– Меня зовут Елена Ниловна, я преподаю в театре и в студии. Тина рассказала о вашем предложении, я знаю музыку. – И, вопросительно, взглянула на Максима.

Елена Ниловна, она умела слушать. Слегка отвернув голову в сторону и как бы уйдя в свои мысли; чуть опустив веки, так что прикрывались глаза. А у Максима было ощущение, что не он один рассказывает замысел. А, будто ведут они обсуждение с этой необычной (такое впечатление) балериной Еленой Ниловной, что рассказ приобретает образность. И какие-то дополнения продолжали вертеться в голове, когда он смолк.

Марина пыталась вспомнить, на кого же похожа преподавательница. «Да, Господи, она же совсем как Лиля Брик. Те же четкие и загадочные черты. Но это не подражание, это такой тип. Декаданс. Как ты попала в наши дни, как живешь в них?».

Елена Ниловна прошлась, задумчиво, по залу. Да, то, что балерина, по ней читалось за версту. Воспитанное тело неуклонно соблюдало усвоенные с детства навыки классического танца. Она не ходила, не семенила, не шагала – она плыла и горделиво несла себя в неторопливом движении. Действовало это завораживающе. Марина – так даже невольно вздрогнула, когда Елена заговорила:

– Я попробовала представить, как это может быть. И надо вслушаться в музыку, у меня есть «Картинки» с Рихтером, и в оркестре. Маазель, кажется, дирижирует. И давайте встретимся с режиссером, важно знать, что будет в кадре до и после. И в каком ключе сам танец будет отснят. Не будет же это просто сценическая версия, – речь лилась ровно, будто рассказ о недавних деловых событиях, а не размышления о неожиданном заказе. Елена продолжила: – И, если есть время, поприсутствуйте у нас сегодня. Посмотрите, как мы работаем. Может, и не нужны мы вам. Что за кот в мешке? Других балетмейстеров хватает.

– Мы хотели, чтобы Тина, – начал, было, Максим.

– Насчет Тины – это верно.
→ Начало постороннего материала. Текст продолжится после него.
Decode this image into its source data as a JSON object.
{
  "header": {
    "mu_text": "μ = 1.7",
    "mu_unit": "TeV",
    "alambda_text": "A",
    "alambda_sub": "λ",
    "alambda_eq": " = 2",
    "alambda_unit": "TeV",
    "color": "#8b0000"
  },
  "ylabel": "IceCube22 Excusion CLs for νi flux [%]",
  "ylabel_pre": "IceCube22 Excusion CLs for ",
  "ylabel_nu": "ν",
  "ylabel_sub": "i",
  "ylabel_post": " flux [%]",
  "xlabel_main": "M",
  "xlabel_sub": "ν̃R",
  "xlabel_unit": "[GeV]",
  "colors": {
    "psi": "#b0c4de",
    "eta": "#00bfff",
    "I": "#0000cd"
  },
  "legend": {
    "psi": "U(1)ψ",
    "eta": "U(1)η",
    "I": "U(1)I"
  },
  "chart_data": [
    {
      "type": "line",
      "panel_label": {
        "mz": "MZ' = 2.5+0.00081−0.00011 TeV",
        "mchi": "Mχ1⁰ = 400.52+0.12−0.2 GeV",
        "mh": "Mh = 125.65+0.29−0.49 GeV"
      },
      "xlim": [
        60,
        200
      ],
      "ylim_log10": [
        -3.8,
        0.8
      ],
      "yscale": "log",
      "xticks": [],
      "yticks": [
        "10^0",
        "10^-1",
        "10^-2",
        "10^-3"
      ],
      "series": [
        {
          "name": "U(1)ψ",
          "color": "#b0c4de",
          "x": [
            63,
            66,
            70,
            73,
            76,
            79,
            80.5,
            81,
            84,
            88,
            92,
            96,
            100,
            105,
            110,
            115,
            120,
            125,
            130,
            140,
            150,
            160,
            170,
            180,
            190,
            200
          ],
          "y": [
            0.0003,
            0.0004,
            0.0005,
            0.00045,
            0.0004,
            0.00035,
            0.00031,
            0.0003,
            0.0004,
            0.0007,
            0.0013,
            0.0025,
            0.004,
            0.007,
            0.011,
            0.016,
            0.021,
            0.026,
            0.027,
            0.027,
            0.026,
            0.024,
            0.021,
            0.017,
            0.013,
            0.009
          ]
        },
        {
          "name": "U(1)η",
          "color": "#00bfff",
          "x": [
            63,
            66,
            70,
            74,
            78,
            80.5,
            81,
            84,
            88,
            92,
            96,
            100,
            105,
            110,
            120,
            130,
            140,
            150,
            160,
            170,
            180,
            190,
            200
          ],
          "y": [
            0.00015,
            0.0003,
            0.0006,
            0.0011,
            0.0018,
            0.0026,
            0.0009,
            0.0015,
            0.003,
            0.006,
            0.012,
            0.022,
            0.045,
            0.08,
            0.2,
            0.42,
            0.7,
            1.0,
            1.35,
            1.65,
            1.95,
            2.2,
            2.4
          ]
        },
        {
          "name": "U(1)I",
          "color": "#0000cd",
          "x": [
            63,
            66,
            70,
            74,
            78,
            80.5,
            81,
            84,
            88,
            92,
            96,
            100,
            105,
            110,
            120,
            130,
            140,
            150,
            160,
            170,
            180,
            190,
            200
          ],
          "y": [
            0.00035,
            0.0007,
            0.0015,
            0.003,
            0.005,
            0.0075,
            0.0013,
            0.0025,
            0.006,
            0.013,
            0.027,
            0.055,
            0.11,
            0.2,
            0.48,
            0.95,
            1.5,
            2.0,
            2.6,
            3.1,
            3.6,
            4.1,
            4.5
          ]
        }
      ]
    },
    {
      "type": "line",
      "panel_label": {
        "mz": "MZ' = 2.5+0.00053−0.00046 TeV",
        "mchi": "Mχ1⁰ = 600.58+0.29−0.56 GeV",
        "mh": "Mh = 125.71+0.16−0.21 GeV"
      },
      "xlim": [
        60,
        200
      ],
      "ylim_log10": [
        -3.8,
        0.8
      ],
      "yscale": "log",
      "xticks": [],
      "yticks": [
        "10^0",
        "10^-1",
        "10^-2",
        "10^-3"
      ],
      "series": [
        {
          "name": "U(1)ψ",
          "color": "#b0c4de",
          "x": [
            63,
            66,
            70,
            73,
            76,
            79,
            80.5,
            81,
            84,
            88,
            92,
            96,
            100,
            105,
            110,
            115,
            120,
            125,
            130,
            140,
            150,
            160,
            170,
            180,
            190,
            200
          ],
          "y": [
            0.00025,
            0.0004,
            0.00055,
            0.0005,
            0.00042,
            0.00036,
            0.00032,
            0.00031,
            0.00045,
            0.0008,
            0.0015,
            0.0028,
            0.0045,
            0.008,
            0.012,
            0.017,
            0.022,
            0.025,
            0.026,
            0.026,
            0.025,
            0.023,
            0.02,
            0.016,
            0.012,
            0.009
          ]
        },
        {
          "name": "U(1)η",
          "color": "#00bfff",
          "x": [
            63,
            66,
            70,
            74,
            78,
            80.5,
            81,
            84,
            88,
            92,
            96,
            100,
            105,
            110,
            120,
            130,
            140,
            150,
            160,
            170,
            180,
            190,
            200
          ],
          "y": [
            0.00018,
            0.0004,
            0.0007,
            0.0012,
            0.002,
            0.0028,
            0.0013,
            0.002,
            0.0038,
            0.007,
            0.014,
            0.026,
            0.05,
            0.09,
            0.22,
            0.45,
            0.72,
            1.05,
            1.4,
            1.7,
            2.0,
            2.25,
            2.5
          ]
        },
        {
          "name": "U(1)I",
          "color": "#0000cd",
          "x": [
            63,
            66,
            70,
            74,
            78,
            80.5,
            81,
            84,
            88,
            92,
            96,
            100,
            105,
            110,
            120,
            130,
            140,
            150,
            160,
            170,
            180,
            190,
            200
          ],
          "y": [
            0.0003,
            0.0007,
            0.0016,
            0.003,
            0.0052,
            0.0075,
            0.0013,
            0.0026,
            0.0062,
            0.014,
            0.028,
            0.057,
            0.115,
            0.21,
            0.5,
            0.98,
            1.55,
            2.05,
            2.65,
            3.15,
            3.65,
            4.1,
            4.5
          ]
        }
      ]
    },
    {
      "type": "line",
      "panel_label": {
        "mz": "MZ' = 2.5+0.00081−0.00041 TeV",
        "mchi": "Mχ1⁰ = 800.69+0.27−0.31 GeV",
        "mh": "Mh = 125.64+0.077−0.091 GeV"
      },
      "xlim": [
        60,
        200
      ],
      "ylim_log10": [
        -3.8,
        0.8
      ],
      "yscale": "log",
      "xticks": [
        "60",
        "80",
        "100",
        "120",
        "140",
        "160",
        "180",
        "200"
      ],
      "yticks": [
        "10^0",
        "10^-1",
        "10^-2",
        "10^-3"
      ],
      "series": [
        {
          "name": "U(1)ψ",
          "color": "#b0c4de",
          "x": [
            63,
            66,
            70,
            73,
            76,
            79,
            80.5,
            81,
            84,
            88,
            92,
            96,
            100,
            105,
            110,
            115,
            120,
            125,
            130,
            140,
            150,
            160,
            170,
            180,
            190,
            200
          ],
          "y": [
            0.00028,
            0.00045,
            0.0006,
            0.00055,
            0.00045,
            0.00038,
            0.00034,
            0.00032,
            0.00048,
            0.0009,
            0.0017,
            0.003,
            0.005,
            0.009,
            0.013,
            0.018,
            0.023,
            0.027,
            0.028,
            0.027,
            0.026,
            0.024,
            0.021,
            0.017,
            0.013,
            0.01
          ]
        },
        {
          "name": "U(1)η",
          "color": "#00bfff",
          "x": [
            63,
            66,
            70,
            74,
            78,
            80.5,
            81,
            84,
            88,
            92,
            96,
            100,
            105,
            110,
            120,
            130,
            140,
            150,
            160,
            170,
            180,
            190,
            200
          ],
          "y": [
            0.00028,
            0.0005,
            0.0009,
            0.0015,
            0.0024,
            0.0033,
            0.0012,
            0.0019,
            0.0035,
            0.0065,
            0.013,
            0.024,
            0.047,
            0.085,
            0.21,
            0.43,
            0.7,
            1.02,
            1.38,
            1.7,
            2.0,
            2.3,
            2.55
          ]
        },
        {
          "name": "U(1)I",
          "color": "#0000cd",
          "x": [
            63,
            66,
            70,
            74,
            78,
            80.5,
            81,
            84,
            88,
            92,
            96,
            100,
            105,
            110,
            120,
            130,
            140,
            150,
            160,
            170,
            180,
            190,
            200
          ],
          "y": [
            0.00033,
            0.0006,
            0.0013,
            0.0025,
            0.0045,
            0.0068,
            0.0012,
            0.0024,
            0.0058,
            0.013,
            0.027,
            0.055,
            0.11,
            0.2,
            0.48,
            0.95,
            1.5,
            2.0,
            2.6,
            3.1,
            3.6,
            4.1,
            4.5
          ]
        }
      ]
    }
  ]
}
Но она станцует все – и что Бежар поставит, и Ратманский… Правда, я знаю ее возможности и буду при постановке видеть, каким будет воплощение. – Елена перевела взгляд с Вербиной на гостей. – А сегодня я хотела показать студентам, как по-разному можно трактовать классику. Это даст представление, о моем подходе к творчеству. Раз уж вы с планами, так должны вникать.
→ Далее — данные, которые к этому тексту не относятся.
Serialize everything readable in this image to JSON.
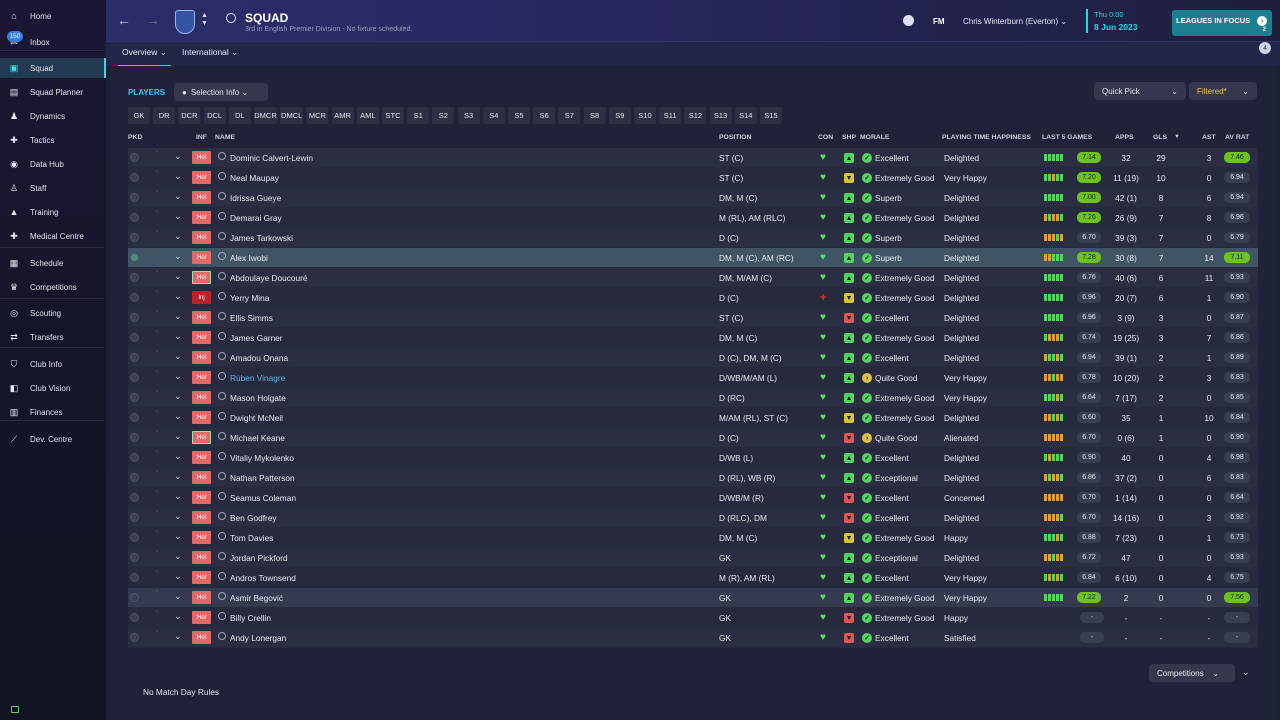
{
  "sidebar": {
    "items": [
      {
        "label": "Home",
        "icon": "home-icon"
      },
      {
        "label": "Inbox",
        "icon": "inbox-icon",
        "badge": "150"
      },
      {
        "label": "Squad",
        "icon": "shirt-icon",
        "active": true
      },
      {
        "label": "Squad Planner",
        "icon": "planner-icon"
      },
      {
        "label": "Dynamics",
        "icon": "dynamics-icon"
      },
      {
        "label": "Tactics",
        "icon": "tactics-icon"
      },
      {
        "label": "Data Hub",
        "icon": "data-hub-icon"
      },
      {
        "label": "Staff",
        "icon": "staff-icon"
      },
      {
        "label": "Training",
        "icon": "training-icon"
      },
      {
        "label": "Medical Centre",
        "icon": "medical-icon"
      },
      {
        "label": "Schedule",
        "icon": "calendar-icon"
      },
      {
        "label": "Competitions",
        "icon": "trophy-icon"
      },
      {
        "label": "Scouting",
        "icon": "scouting-icon"
      },
      {
        "label": "Transfers",
        "icon": "transfers-icon"
      },
      {
        "label": "Club Info",
        "icon": "shield-icon"
      },
      {
        "label": "Club Vision",
        "icon": "vision-icon"
      },
      {
        "label": "Finances",
        "icon": "finances-icon"
      },
      {
        "label": "Dev. Centre",
        "icon": "dev-centre-icon"
      }
    ]
  },
  "header": {
    "title": "SQUAD",
    "subtitle": "3rd in English Premier Division - No fixture scheduled.",
    "fm": "FM",
    "manager": "Chris Winterburn (Everton)",
    "date_day": "Thu 0:00",
    "date_full": "8 Jun 2023",
    "leagues_in_focus": "LEAGUES IN FOCUS",
    "leagues_count": "2",
    "notif_count": "4",
    "tabs": [
      "Overview",
      "International"
    ]
  },
  "toolbar": {
    "players_label": "PLAYERS",
    "selection_info": "Selection Info",
    "quick_pick": "Quick Pick",
    "filtered": "Filtered*",
    "positions": [
      "GK",
      "DR",
      "DCR",
      "DCL",
      "DL",
      "DMCR",
      "DMCL",
      "MCR",
      "AMR",
      "AML",
      "STC",
      "S1",
      "S2",
      "S3",
      "S4",
      "S5",
      "S6",
      "S7",
      "S8",
      "S9",
      "S10",
      "S11",
      "S12",
      "S13",
      "S14",
      "S15"
    ]
  },
  "table": {
    "headers": {
      "pkd": "PKD",
      "inf": "INF",
      "name": "NAME",
      "position": "POSITION",
      "con": "CON",
      "shp": "SHP",
      "morale": "MORALE",
      "pth": "PLAYING TIME HAPPINESS",
      "l5": "LAST 5 GAMES",
      "apps": "APPS",
      "gls": "GLS",
      "ast": "AST",
      "avr": "AV RAT"
    },
    "rows": [
      {
        "name": "Dominic Calvert-Lewin",
        "inf": "Hol",
        "position": "ST (C)",
        "con": "fit",
        "shp": "good",
        "morale": "Excellent",
        "pth": "Delighted",
        "l5": [
          "g",
          "g",
          "g",
          "g",
          "g"
        ],
        "rat": "7.14",
        "rat_c": "hi",
        "apps": "32",
        "gls": "29",
        "ast": "3",
        "avr": "7.46",
        "avr_c": "hi"
      },
      {
        "name": "Neal Maupay",
        "inf": "Hol",
        "position": "ST (C)",
        "con": "fit",
        "shp": "ok",
        "morale": "Extremely Good",
        "pth": "Very Happy",
        "l5": [
          "g",
          "g",
          "o",
          "g",
          "g"
        ],
        "rat": "7.20",
        "rat_c": "hi",
        "apps": "11 (19)",
        "gls": "10",
        "ast": "0",
        "avr": "6.94",
        "avr_c": "n"
      },
      {
        "name": "Idrissa Gueye",
        "inf": "Hol",
        "position": "DM, M (C)",
        "con": "fit",
        "shp": "good",
        "morale": "Superb",
        "pth": "Delighted",
        "l5": [
          "g",
          "g",
          "g",
          "g",
          "g"
        ],
        "rat": "7.00",
        "rat_c": "hi",
        "apps": "42 (1)",
        "gls": "8",
        "ast": "6",
        "avr": "6.94",
        "avr_c": "n"
      },
      {
        "name": "Demarai Gray",
        "inf": "Hol",
        "position": "M (RL), AM (RLC)",
        "con": "fit",
        "shp": "good",
        "morale": "Extremely Good",
        "pth": "Delighted",
        "l5": [
          "o",
          "g",
          "o",
          "o",
          "g"
        ],
        "rat": "7.26",
        "rat_c": "hi",
        "apps": "26 (9)",
        "gls": "7",
        "ast": "8",
        "avr": "6.96",
        "avr_c": "n"
      },
      {
        "name": "James Tarkowski",
        "inf": "Hol",
        "position": "D (C)",
        "con": "fit",
        "shp": "good",
        "morale": "Superb",
        "pth": "Delighted",
        "l5": [
          "o",
          "o",
          "o",
          "g",
          "o"
        ],
        "rat": "6.70",
        "rat_c": "n",
        "apps": "39 (3)",
        "gls": "7",
        "ast": "0",
        "avr": "6.79",
        "avr_c": "n"
      },
      {
        "name": "Alex Iwobi",
        "inf": "Hol",
        "position": "DM, M (C), AM (RC)",
        "con": "fit",
        "shp": "good",
        "morale": "Superb",
        "pth": "Delighted",
        "l5": [
          "o",
          "o",
          "g",
          "g",
          "g"
        ],
        "rat": "7.28",
        "rat_c": "hi",
        "apps": "30 (8)",
        "gls": "7",
        "ast": "14",
        "avr": "7.11",
        "avr_c": "hi",
        "sel": true
      },
      {
        "name": "Abdoulaye Doucouré",
        "inf": "Hol",
        "position": "DM, M/AM (C)",
        "con": "fit",
        "shp": "good",
        "morale": "Extremely Good",
        "pth": "Delighted",
        "l5": [
          "g",
          "g",
          "g",
          "g",
          "g"
        ],
        "rat": "6.76",
        "rat_c": "n",
        "apps": "40 (6)",
        "gls": "6",
        "ast": "11",
        "avr": "6.93",
        "avr_c": "n",
        "bord": true
      },
      {
        "name": "Yerry Mina",
        "inf": "Inj",
        "position": "D (C)",
        "con": "inj",
        "shp": "ok",
        "morale": "Extremely Good",
        "pth": "Delighted",
        "l5": [
          "g",
          "g",
          "g",
          "g",
          "g"
        ],
        "rat": "6.96",
        "rat_c": "n",
        "apps": "20 (7)",
        "gls": "6",
        "ast": "1",
        "avr": "6.90",
        "avr_c": "n"
      },
      {
        "name": "Ellis Simms",
        "inf": "Hol",
        "position": "ST (C)",
        "con": "fit",
        "shp": "bad",
        "morale": "Excellent",
        "pth": "Delighted",
        "l5": [
          "g",
          "g",
          "g",
          "g",
          "g"
        ],
        "rat": "6.96",
        "rat_c": "n",
        "apps": "3 (9)",
        "gls": "3",
        "ast": "0",
        "avr": "6.87",
        "avr_c": "n"
      },
      {
        "name": "James Garner",
        "inf": "Hol",
        "position": "DM, M (C)",
        "con": "fit",
        "shp": "good",
        "morale": "Extremely Good",
        "pth": "Delighted",
        "l5": [
          "g",
          "o",
          "o",
          "o",
          "g"
        ],
        "rat": "6.74",
        "rat_c": "n",
        "apps": "19 (25)",
        "gls": "3",
        "ast": "7",
        "avr": "6.86",
        "avr_c": "n"
      },
      {
        "name": "Amadou Onana",
        "inf": "Hol",
        "position": "D (C), DM, M (C)",
        "con": "fit",
        "shp": "good",
        "morale": "Excellent",
        "pth": "Delighted",
        "l5": [
          "o",
          "g",
          "g",
          "o",
          "g"
        ],
        "rat": "6.94",
        "rat_c": "n",
        "apps": "39 (1)",
        "gls": "2",
        "ast": "1",
        "avr": "6.89",
        "avr_c": "n"
      },
      {
        "name": "Rúben Vinagre",
        "inf": "Hol",
        "position": "D/WB/M/AM (L)",
        "con": "fit",
        "shp": "good",
        "morale": "Quite Good",
        "pth": "Very Happy",
        "l5": [
          "o",
          "o",
          "g",
          "o",
          "o"
        ],
        "rat": "6.78",
        "rat_c": "n",
        "apps": "10 (20)",
        "gls": "2",
        "ast": "3",
        "avr": "6.83",
        "avr_c": "n",
        "link": true
      },
      {
        "name": "Mason Holgate",
        "inf": "Hol",
        "position": "D (RC)",
        "con": "fit",
        "shp": "good",
        "morale": "Extremely Good",
        "pth": "Very Happy",
        "l5": [
          "g",
          "g",
          "g",
          "o",
          "g"
        ],
        "rat": "6.64",
        "rat_c": "n",
        "apps": "7 (17)",
        "gls": "2",
        "ast": "0",
        "avr": "6.85",
        "avr_c": "n"
      },
      {
        "name": "Dwight McNeil",
        "inf": "Hol",
        "position": "M/AM (RL), ST (C)",
        "con": "fit",
        "shp": "ok",
        "morale": "Extremely Good",
        "pth": "Delighted",
        "l5": [
          "o",
          "o",
          "g",
          "o",
          "g"
        ],
        "rat": "6.60",
        "rat_c": "n",
        "apps": "35",
        "gls": "1",
        "ast": "10",
        "avr": "6.84",
        "avr_c": "n"
      },
      {
        "name": "Michael Keane",
        "inf": "Hol",
        "position": "D (C)",
        "con": "fit",
        "shp": "bad",
        "morale": "Quite Good",
        "pth": "Alienated",
        "l5": [
          "o",
          "o",
          "o",
          "o",
          "o"
        ],
        "rat": "6.70",
        "rat_c": "n",
        "apps": "0 (6)",
        "gls": "1",
        "ast": "0",
        "avr": "6.90",
        "avr_c": "n",
        "bord": true
      },
      {
        "name": "Vitaliy Mykolenko",
        "inf": "Hol",
        "position": "D/WB (L)",
        "con": "fit",
        "shp": "good",
        "morale": "Excellent",
        "pth": "Delighted",
        "l5": [
          "g",
          "o",
          "g",
          "g",
          "g"
        ],
        "rat": "6.90",
        "rat_c": "n",
        "apps": "40",
        "gls": "0",
        "ast": "4",
        "avr": "6.98",
        "avr_c": "n"
      },
      {
        "name": "Nathan Patterson",
        "inf": "Hol",
        "position": "D (RL), WB (R)",
        "con": "fit",
        "shp": "good",
        "morale": "Exceptional",
        "pth": "Delighted",
        "l5": [
          "o",
          "g",
          "o",
          "o",
          "g"
        ],
        "rat": "6.86",
        "rat_c": "n",
        "apps": "37 (2)",
        "gls": "0",
        "ast": "6",
        "avr": "6.83",
        "avr_c": "n"
      },
      {
        "name": "Seamus Coleman",
        "inf": "Hol",
        "position": "D/WB/M (R)",
        "con": "fit",
        "shp": "bad",
        "morale": "Excellent",
        "pth": "Concerned",
        "l5": [
          "o",
          "o",
          "o",
          "o",
          "o"
        ],
        "rat": "6.70",
        "rat_c": "n",
        "apps": "1 (14)",
        "gls": "0",
        "ast": "0",
        "avr": "6.64",
        "avr_c": "n"
      },
      {
        "name": "Ben Godfrey",
        "inf": "Hol",
        "position": "D (RLC), DM",
        "con": "fit",
        "shp": "bad",
        "morale": "Excellent",
        "pth": "Delighted",
        "l5": [
          "o",
          "o",
          "o",
          "o",
          "g"
        ],
        "rat": "6.70",
        "rat_c": "n",
        "apps": "14 (16)",
        "gls": "0",
        "ast": "3",
        "avr": "6.92",
        "avr_c": "n"
      },
      {
        "name": "Tom Davies",
        "inf": "Hol",
        "position": "DM, M (C)",
        "con": "fit",
        "shp": "ok",
        "morale": "Extremely Good",
        "pth": "Happy",
        "l5": [
          "g",
          "g",
          "g",
          "o",
          "g"
        ],
        "rat": "6.88",
        "rat_c": "n",
        "apps": "7 (23)",
        "gls": "0",
        "ast": "1",
        "avr": "6.73",
        "avr_c": "n"
      },
      {
        "name": "Jordan Pickford",
        "inf": "Hol",
        "position": "GK",
        "con": "fit",
        "shp": "good",
        "morale": "Exceptional",
        "pth": "Delighted",
        "l5": [
          "o",
          "o",
          "g",
          "o",
          "o"
        ],
        "rat": "6.72",
        "rat_c": "n",
        "apps": "47",
        "gls": "0",
        "ast": "0",
        "avr": "6.93",
        "avr_c": "n"
      },
      {
        "name": "Andros Townsend",
        "inf": "Hol",
        "position": "M (R), AM (RL)",
        "con": "fit",
        "shp": "good",
        "morale": "Excellent",
        "pth": "Very Happy",
        "l5": [
          "g",
          "o",
          "g",
          "o",
          "g"
        ],
        "rat": "6.84",
        "rat_c": "n",
        "apps": "6 (10)",
        "gls": "0",
        "ast": "4",
        "avr": "6.75",
        "avr_c": "n"
      },
      {
        "name": "Asmir Begović",
        "inf": "Hol",
        "position": "GK",
        "con": "fit",
        "shp": "good",
        "morale": "Extremely Good",
        "pth": "Very Happy",
        "l5": [
          "g",
          "g",
          "g",
          "g",
          "g"
        ],
        "rat": "7.22",
        "rat_c": "hi",
        "apps": "2",
        "gls": "0",
        "ast": "0",
        "avr": "7.56",
        "avr_c": "hi",
        "hl": true
      },
      {
        "name": "Billy Crellin",
        "inf": "Hol",
        "position": "GK",
        "con": "fit",
        "shp": "bad",
        "morale": "Extremely Good",
        "pth": "Happy",
        "l5": [],
        "rat": "-",
        "rat_c": "n",
        "apps": "-",
        "gls": "-",
        "ast": "-",
        "avr": "-",
        "avr_c": "n"
      },
      {
        "name": "Andy Lonergan",
        "inf": "Hol",
        "position": "GK",
        "con": "fit",
        "shp": "bad",
        "morale": "Excellent",
        "pth": "Satisfied",
        "l5": [],
        "rat": "-",
        "rat_c": "n",
        "apps": "-",
        "gls": "-",
        "ast": "-",
        "avr": "-",
        "avr_c": "n"
      }
    ]
  },
  "footer": {
    "competitions": "Competitions",
    "no_rules": "No Match Day Rules"
  },
  "colors": {
    "accent": "#3ec8f2",
    "good": "#52e06a",
    "warn": "#e0c040",
    "bad": "#e05050",
    "rating_hi": "#6fc21e"
  }
}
Перед уроком джаз-балета Елена Ниловна вернулась в зал одетая также, как студентки. Задание надо было показывать. Она обозначала требуемое в полноги, но мастерски и изящно. То, в чем ученики совершенствовались, на сцене и в телевизоре делалось исполнителями с легкостью.

На сцене был результат, продукт. А на уроке Максим с невестой увидели, как оттачивается каждое па, каким трудом достигается виртуозность.

Тина упивалась движением. Будто языческая жрица, совершающая тайный ритуал, она самозабвенно проделывала заданные педагогом комбинации. И получалось здорово. Тело было создано для танца, а темперамент захлестывал. Марина любовалась и изредка, с гордостью, посматривала на Ромина.

Урок закончился. Все были на исходе сил.

– Спасибо… Отдыхайте. Не садитесь, подвигайтесь еще… Послушайте, – Елена Ниловна, в черной балетной пачке с удлиненными полями, сомкнула кисти рук в замок и будто разминала их во время рассказа.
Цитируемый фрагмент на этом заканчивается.